Raman spectroscopic analysis and rheological measurements on natural actomyosin from haddock (Melanogrammus aeglefinus) during refrigerated (4 °C) and frozen (−10 °C) storage in the presence of trimethylamine-N-oxide demethylase from kidney of lizardfish (Saurida tumbil)

Changes in viscoelasticity and structure of haddock natural actomyosin (NAM) treated with partially purified trimethylamine-N-oxide demethylase (TMAOase) in the presence of cofactors (FeCl₂, ascorbate and cysteine), after refrigerated storage (4 °C) for 15 days or after frozen storage (−10 °C) for eight weeks, were elucidated using FT-Raman spectroscopy and dynamic viscoelastic measurement.
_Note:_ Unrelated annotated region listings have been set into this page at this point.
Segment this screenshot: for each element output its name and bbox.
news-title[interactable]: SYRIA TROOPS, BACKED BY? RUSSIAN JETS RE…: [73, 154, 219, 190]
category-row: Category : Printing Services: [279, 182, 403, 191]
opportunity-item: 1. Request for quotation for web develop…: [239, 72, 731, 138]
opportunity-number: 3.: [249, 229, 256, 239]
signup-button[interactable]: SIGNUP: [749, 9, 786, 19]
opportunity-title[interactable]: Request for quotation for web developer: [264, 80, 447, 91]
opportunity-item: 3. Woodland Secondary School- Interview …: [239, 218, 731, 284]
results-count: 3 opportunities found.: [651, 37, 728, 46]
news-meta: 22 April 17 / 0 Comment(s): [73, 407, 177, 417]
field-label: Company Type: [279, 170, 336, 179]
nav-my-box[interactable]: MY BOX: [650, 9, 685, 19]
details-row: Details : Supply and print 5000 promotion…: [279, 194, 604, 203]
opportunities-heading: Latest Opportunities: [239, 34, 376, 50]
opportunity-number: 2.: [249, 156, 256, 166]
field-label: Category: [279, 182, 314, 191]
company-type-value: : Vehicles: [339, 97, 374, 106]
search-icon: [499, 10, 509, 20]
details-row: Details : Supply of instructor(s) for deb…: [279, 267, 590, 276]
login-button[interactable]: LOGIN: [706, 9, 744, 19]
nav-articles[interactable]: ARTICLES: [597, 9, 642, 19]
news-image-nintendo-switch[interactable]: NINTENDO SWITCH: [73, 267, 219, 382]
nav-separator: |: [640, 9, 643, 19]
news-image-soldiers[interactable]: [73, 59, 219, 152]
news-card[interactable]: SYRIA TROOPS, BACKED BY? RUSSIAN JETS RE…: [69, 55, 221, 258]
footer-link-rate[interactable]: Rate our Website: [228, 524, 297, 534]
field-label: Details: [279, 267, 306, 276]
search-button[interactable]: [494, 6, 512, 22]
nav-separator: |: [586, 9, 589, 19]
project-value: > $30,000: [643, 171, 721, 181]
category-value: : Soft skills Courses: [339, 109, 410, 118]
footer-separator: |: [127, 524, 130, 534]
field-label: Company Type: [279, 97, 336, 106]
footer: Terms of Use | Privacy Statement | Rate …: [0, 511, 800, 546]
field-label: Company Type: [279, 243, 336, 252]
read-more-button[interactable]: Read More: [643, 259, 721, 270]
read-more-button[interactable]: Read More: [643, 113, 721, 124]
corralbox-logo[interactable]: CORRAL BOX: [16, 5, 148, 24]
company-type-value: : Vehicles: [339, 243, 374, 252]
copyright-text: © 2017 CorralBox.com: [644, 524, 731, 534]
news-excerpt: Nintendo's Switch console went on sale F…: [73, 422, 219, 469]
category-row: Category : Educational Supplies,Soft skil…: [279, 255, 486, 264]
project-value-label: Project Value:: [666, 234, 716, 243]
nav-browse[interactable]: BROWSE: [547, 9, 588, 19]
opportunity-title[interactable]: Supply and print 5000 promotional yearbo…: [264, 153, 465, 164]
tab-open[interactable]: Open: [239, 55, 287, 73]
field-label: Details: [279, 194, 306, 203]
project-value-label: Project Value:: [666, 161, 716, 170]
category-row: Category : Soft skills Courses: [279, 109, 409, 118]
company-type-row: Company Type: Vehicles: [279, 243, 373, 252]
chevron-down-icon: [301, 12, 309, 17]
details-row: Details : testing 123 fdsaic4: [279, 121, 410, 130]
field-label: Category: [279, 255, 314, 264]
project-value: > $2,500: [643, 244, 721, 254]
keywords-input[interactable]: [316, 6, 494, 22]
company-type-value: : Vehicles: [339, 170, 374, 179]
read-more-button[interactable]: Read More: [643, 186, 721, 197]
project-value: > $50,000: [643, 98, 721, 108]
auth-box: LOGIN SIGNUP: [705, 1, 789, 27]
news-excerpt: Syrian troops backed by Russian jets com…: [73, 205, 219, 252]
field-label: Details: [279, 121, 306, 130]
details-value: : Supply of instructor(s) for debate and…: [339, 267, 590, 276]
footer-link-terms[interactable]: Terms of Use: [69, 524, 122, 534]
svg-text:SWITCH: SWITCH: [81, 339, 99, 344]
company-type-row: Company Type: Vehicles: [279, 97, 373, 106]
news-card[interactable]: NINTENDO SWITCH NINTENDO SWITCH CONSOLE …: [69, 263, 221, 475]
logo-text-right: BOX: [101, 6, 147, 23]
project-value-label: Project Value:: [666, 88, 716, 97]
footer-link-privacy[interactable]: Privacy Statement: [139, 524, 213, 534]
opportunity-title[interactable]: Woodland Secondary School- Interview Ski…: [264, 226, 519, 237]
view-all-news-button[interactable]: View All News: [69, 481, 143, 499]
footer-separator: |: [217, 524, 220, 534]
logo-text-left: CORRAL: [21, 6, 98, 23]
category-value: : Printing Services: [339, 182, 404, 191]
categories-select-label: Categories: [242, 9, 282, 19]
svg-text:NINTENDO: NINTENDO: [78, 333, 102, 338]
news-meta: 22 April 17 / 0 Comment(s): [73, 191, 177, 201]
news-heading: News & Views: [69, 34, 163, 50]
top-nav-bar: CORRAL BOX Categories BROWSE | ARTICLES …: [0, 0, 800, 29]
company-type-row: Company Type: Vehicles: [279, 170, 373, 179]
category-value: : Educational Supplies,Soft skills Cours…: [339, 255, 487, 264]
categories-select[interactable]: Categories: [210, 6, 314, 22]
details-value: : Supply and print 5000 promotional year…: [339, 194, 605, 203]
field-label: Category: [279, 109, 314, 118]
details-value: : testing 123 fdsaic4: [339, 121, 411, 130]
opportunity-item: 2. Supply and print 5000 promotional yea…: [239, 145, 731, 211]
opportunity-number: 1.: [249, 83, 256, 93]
Greater increases in the final storage modulus (G′) and loss modulus (G″), reflecting protein aggregation, were observed in the simulated NAM systems, containing NAM, trimethylamine oxide (TMAO) and cofactors, stored at −10 °C, compared to those stored at 4 °C, particularly in the system with a higher concentration of TMAOase (p < 0.05). Raman spectroscopy revealed that amide I and amide III bands of NAM were affected by TMAOase added as well as by storage temperature. The decrease in the CH₂ bending region near 1450 cm⁻¹, in the presence of TMAOase upon storage, suggested an increase in hydrophobic interactions of aliphatic residues. Changes in a doublet near 830 and 850 cm⁻¹ indicated an involvement of tyrosine residues as hydrogen bond donors in the system containing TMAOase after storage at both temperatures. The systems stored at −10 °C generally showed greater structural alteration than those kept at 4 °C, especially in the presence of 15 units of TMAOase/g. Therefore, TMAOase played an important role in the structural alteration and aggregation of haddock muscle proteins, mainly by the induction of formaldehyde formation.